Here are some commonly asked questions about the use of MAKOplasty technology in partial knee replacement procedures:
What are the advantages of MAKOplasty?
RIO® assists the surgeon in achieving natural knee motion and optimal results at a level of precision previously unattainable with conventional instrumentation. The use of this technology enables surgeons to save as much of the original knee as possible, including healthy bone and ligaments, since only the diseased portion of the knee is resurfaced. Procedures utilizing MAKOplasty technology can be performed individually on any one of the three knee compartments: the inside (medial), behind the kneecap (patellofemoral) or outside (lateral). Or, they can be performed on both the medial and the patellofemoral compartments. Another key advantage of MAKOplasty technology is that it enables the surgeon to customize the procedure to adapt to your unique anatomy. Patients may experience less implant wear and loosening, less scarring, reduced blood loss, minimal hospitalization and a more rapid recovery.
How does MAKOplasty work?
Before surgery, a computed tomography (CT) scan is taken, which the RIO system uses to create a virtual 3-D anatomical model of your knee. This model allows the surgeon to plan the placement and alignment of your knee implants prior to surgery.
Once the surgical plan is finalized, it is programmed into the RIO, which creates a “safety zone” for bone removal. During surgery, the surgeon controls the robotic arm and is assisted by computer imaging that helps ensure precise placement of the implant. Due to this precise placement, there may be less pain for the first eight weeks after surgery as compared to manually-placed implants.

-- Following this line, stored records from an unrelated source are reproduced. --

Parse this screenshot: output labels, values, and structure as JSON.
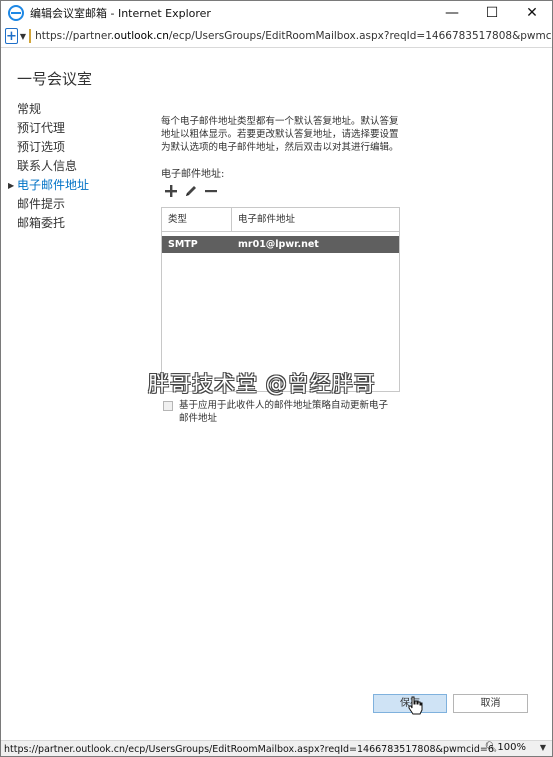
{
  "window": {
    "title": "编辑会议室邮箱 - Internet Explorer",
    "controls": {
      "minimize": "—",
      "maximize": "☐",
      "close": "✕"
    }
  },
  "address_bar": {
    "url_prefix": "https://partner.",
    "url_domain": "outlook.cn",
    "url_suffix": "/ecp/UsersGroups/EditRoomMailbox.aspx?reqId=1466783517808&pwmcid=6&Ret"
  },
  "page": {
    "title": "一号会议室"
  },
  "nav": {
    "items": [
      {
        "label": "常规",
        "active": false
      },
      {
        "label": "预订代理",
        "active": false
      },
      {
        "label": "预订选项",
        "active": false
      },
      {
        "label": "联系人信息",
        "active": false
      },
      {
        "label": "电子邮件地址",
        "active": true
      },
      {
        "label": "邮件提示",
        "active": false
      },
      {
        "label": "邮箱委托",
        "active": false
      }
    ]
  },
  "main": {
    "description": "每个电子邮件地址类型都有一个默认答复地址。默认答复地址以粗体显示。若要更改默认答复地址，请选择要设置为默认选项的电子邮件地址，然后双击以对其进行编辑。",
    "email_label": "电子邮件地址:",
    "toolbar": {
      "add_icon": "add-icon",
      "edit_icon": "pencil-icon",
      "remove_icon": "minus-icon"
    },
    "grid": {
      "headers": [
        "类型",
        "电子邮件地址"
      ],
      "rows": [
        {
          "type": "SMTP",
          "address": "mr01@lpwr.net"
        }
      ]
    },
    "auto_update_label": "基于应用于此收件人的邮件地址策略自动更新电子邮件地址",
    "watermark": "胖哥技术堂 @曾经胖哥"
  },
  "buttons": {
    "save": "保存",
    "cancel": "取消"
  },
  "status_bar": {
    "url": "https://partner.outlook.cn/ecp/UsersGroups/EditRoomMailbox.aspx?reqId=1466783517808&pwmcid=6",
    "zoom": "100%"
  }
}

How long will I be in the hospital and what is the recovery time?
MAKOplasty can be performed as either an inpatient procedure or on an outpatient basis. Your surgeon will determine which option is best for you. If you undergo the procedure on an outpatient basis, you’ll return home the same day. For an inpatient procedure, hospital stays average from one to three days. In many cases, patients are able to walk soon after surgery, drive a car in the first few weeks and return to normal daily activities shortly thereafter.
If I have the MAKOplasty procedure, would I still be able to have a total knee replacement in the future?
Because very little bone is removed during the MAKOplasty procedure, you may still be a candidate for total knee replacement later in life. Your physician can advise you about this possibility based on your individual situation.